Temps de lecture : 5 minutes 30 secondes

Le temps produit ses effets sur tous les êtres vivants et certainement sur la plupart des matières existantes. Cela, personne ne pourrait le nier. Ce qui fait plus débat en revanche concerne la nature de ses effets.

Modification, altération ou bien déclin ?

De la même manière qu’il y a le temps de la construction, celui qui est nécessaire au nouveau né pour que ses capacités se développent, on pourrait penser qu’il y a aussi le temps de la déconstruction et du déclin une fois la maturité fonctionnelle acquise. C’est en tout cas une idée profondément ancrée dans la vision du vieillissement. Or, sur ce point rien n’est moins sûr. “Le vieillissement n’implique pas le déclin fonctionnel” rappelle Jean-Jacques Aquino [1]. Qu’avec le temps des modifications apparaissent au niveau du fonctionnement physiologique normal, cela est certain, mais il ne s’agit pas pour autant de déclin.

Il faut savoir que la plupart de nos organes possèdent une réserve fonctionnelle importante, c’est-à-dire un potentiel supérieur aux besoins de l’organisme. Aussi, même si certaines fonctions sont moins efficaces avec le temps, elles restent suffisantes dans un cadre que l’on pourrait qualifier d’usuel ou de courant. En revanche, face à des stresseurs de tout ordre – il peut s’agir d’un effort physique intense, de changements environnementaux brutaux ou extrêmes (températures), ou d’agents infectieux présents de manière combinée – les réserves fonctionnelles vont être mises à rude épreuve. C’est donc là que les effets du temps se donnent le plus à voir, là que l’altération des capacités fonctionnelles est manifeste. Le corps est moins en capacité de s’adapter aux agressions et aux changements impliquant une régulation rapide de l’organisme.

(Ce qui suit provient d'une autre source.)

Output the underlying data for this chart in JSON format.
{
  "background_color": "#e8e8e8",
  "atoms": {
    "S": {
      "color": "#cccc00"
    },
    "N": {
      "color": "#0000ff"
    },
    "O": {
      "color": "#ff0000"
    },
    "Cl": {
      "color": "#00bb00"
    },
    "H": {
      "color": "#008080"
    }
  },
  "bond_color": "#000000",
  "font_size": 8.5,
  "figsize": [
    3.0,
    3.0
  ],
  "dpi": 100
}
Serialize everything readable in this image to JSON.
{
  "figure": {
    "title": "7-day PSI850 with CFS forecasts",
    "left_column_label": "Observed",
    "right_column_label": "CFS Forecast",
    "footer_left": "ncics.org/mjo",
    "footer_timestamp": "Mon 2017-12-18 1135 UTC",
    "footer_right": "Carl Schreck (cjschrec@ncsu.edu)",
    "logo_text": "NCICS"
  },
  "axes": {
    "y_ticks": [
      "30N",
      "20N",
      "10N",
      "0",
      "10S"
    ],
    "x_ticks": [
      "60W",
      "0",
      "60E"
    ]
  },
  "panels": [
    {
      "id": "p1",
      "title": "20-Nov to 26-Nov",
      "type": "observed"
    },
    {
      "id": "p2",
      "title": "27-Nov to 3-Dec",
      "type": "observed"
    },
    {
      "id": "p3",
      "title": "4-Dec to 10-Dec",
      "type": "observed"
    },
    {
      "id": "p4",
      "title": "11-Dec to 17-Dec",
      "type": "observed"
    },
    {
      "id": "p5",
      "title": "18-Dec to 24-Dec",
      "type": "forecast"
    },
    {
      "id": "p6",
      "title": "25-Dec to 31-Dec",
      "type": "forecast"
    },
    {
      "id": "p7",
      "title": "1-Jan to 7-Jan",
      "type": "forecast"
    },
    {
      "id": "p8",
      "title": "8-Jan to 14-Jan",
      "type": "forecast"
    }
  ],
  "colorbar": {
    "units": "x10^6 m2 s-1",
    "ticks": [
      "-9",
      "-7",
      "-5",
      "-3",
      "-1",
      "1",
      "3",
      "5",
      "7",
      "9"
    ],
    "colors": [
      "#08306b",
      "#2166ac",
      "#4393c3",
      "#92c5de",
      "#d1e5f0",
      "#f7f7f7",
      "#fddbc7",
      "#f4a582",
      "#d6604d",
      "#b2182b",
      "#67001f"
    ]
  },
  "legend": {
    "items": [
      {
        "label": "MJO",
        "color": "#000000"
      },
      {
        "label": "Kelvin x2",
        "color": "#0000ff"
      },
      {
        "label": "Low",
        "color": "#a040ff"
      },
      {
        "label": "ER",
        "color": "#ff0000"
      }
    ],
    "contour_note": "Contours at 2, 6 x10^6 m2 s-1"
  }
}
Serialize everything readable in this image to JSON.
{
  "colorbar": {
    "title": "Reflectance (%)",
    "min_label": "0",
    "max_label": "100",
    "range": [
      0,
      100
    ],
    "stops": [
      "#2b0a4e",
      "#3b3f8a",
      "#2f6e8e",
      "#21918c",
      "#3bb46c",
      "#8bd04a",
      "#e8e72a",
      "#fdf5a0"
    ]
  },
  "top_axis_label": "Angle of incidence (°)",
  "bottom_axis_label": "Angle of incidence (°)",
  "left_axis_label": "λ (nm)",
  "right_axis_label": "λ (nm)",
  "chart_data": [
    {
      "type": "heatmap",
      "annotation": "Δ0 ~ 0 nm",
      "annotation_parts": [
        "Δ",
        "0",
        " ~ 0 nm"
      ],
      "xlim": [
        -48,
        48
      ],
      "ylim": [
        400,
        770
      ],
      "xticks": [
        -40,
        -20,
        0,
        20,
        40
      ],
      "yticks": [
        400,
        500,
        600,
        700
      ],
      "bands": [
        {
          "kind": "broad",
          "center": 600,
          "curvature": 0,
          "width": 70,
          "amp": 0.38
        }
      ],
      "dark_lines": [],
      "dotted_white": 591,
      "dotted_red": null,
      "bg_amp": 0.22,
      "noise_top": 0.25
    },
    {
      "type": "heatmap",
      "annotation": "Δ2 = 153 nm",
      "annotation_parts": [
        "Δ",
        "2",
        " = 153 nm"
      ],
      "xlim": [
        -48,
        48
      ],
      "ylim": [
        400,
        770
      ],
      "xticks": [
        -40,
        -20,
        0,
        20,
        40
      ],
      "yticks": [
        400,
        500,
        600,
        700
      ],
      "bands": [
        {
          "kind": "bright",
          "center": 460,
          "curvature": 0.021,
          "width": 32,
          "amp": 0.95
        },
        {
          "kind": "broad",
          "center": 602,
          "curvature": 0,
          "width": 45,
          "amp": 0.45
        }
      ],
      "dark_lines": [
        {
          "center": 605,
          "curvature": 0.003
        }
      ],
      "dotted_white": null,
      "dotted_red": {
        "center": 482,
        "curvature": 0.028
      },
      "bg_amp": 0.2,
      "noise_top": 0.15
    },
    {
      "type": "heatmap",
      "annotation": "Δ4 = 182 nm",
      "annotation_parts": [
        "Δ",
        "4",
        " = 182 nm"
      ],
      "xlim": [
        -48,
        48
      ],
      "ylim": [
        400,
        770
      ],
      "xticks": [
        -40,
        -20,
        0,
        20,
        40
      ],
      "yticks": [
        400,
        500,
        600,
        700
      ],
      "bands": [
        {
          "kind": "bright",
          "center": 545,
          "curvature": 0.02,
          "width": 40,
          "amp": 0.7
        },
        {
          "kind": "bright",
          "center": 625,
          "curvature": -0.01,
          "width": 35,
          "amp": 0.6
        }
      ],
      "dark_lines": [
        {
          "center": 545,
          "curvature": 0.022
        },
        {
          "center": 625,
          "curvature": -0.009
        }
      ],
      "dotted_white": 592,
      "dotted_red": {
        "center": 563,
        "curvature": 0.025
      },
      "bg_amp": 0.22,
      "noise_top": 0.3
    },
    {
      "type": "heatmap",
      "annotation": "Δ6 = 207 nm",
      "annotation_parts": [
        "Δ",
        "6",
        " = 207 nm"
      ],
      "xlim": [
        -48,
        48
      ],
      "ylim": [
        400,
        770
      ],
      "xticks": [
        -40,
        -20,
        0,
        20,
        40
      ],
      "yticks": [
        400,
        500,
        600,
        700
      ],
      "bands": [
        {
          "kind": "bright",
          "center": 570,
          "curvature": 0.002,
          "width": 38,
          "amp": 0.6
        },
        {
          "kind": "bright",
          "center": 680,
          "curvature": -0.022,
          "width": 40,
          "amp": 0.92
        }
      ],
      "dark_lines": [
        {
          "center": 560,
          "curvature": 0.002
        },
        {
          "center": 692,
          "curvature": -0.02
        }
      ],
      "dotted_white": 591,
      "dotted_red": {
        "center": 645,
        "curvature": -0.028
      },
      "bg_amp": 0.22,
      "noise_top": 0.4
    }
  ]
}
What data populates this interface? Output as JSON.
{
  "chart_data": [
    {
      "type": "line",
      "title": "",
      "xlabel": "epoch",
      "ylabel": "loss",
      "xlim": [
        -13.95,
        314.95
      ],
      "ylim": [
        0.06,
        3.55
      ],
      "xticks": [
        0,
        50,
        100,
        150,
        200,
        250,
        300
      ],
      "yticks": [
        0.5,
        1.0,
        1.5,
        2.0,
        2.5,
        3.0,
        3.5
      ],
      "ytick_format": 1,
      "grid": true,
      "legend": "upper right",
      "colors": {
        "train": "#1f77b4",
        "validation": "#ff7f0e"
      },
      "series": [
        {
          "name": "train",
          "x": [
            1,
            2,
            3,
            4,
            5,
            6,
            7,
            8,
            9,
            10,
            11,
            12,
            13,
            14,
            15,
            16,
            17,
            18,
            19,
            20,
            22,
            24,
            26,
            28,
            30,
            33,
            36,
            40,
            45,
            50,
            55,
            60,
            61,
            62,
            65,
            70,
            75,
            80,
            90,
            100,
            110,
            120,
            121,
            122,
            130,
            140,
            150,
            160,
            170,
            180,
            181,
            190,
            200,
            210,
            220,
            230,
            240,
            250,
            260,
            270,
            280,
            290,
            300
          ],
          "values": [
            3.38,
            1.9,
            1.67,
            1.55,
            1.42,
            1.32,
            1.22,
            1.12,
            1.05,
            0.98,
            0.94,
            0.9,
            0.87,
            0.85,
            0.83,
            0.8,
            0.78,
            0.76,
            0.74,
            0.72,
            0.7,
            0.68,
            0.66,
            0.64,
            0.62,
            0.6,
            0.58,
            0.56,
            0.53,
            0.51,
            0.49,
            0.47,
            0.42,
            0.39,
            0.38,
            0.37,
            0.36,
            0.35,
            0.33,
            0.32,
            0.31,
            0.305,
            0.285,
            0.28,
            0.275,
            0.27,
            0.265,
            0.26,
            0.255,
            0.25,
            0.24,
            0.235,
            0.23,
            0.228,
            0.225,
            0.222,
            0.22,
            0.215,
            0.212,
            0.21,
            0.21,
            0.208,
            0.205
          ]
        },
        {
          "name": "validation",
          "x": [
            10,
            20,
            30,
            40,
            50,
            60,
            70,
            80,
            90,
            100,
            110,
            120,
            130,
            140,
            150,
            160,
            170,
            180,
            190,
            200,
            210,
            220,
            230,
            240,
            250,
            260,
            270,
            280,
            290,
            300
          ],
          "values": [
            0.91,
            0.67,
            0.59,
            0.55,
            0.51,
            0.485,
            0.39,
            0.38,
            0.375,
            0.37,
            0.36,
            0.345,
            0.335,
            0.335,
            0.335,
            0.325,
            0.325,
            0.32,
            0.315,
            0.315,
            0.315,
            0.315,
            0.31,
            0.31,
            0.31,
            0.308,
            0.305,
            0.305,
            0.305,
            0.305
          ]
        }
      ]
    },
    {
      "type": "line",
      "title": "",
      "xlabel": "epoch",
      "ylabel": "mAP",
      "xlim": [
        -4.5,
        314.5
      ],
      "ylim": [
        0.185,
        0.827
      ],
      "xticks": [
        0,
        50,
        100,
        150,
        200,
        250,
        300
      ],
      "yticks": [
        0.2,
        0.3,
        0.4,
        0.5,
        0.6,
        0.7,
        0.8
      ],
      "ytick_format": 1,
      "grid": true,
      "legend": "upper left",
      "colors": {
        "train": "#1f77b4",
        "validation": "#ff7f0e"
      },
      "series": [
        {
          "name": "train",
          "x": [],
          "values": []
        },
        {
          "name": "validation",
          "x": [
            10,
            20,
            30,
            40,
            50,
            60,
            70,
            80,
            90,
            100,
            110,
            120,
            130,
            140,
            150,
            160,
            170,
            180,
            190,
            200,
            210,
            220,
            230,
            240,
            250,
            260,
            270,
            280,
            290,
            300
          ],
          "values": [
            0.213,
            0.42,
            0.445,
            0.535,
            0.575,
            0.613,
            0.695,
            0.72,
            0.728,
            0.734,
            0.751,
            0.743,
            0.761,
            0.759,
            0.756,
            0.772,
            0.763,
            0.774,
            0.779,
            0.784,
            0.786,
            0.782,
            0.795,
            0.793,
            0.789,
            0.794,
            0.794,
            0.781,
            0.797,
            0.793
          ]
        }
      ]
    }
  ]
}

Des organes qui tiennent le coup si on ne leur demandent pas trop

Parmi les fonctions qui tiennent plutôt bien la route avec l’avancée en âge (et en absence de maladies !) se trouve le gratin des organes.

Le coeur
Celui-ci n’échappe pas aux effets du temps. Plus raide, il pompe plus difficilement pour faire circuler le sang. Mais il pompe suffisamment. En revanche, il a plus de mal à répondre correctement aux besoins de l’organisme dans le cas d’un effort physique intense ou d’une maladie, autrement dit, dès lors qu’il doit accélérer rapidement ou pomper davantage de sang. Le risque étant une moins bonne alimentation de certains organes, susceptible de provoquer d’autres dysfonctionnements, qui en provoquent d’autres, etc. etc.

Les poumons
Leur élasticité diminue, les muscles utilisés pour la respiration s’affaiblissent, ce qui fait qu’ils absorbent une quantité moindre d’oxygène dans l’air respiré et que la ventilation est moins efficace. Ces modifications ne sont pas sans conséquence notamment si on doit faire un effort physique important ou que l’on monte à des altitudes élevées. Cependant, dans le cadre des activités quotidiennes qui ne demandent pas une oxygénation plus importante, cela reste suffisant. Encore une fois, c’est l’épreuve qui va déstabiliser l’organisme ; une épreuve en amenant une autre et ainsi de suite jusqu’à ce qu’un organe se mette à dysfonctionner complètement. Le corps est un système interconnecté d’éléments interdépendants, la modification de l’un d’entre eux produit des effets en cascade jusqu’à ce que plus aucune compensation ne soit possible.

Le cerveau
Le chef d’orchestre de ce grand système, celui-là même qui dirige toutes nos fonctions volontaires ou automatiques, qui porte en lui nos apprentissages, nos expériences, nos souvenirs et nos émotions, qui rassemble les bribes de notre histoire pour former une image cohérente de soi, celui-ci s’appuie sur d’importantes réserves fonctionnelles pour compenser les effets du temps. Aussi, même si le nombre de neurones diminue, que la vitesse de transmission de l’influx nerveux se ralentit, que les performances sont altérées dans certains domaines comme la mémorisation de nouvelles informations, le cerveau assure encore suffisamment pour garantir un bon fonctionnement de l’organisme. Cela est d’autant plus vrai qu’il existe des phénomènes de compensation, soit au niveau des réseaux cérébraux avec de nouvelles connexions entre cellules (plasticité cérébrale), soit au niveau comportemental avec l’adoption par les individus de stratégies de mémorisation qui leur sont propres (plasticité cognitive). En absence de pathologie ou d’un manque d’oxygénation, le cerveau tient donc plutôt bien la route, à condition toutefois qu’il soit stimulé. Car toutes ces stratégies de compensation supposent que l’on mobilise nos fonctions cognitives (mémoire, raisonnement, planification, etc.). En quelque sorte, plus on aura fait travailler notre cerveau tout au long de notre vie, tout en continuant à le faire à des âges avancés, plus celui-ci sera armé pour compenser les effets du temps.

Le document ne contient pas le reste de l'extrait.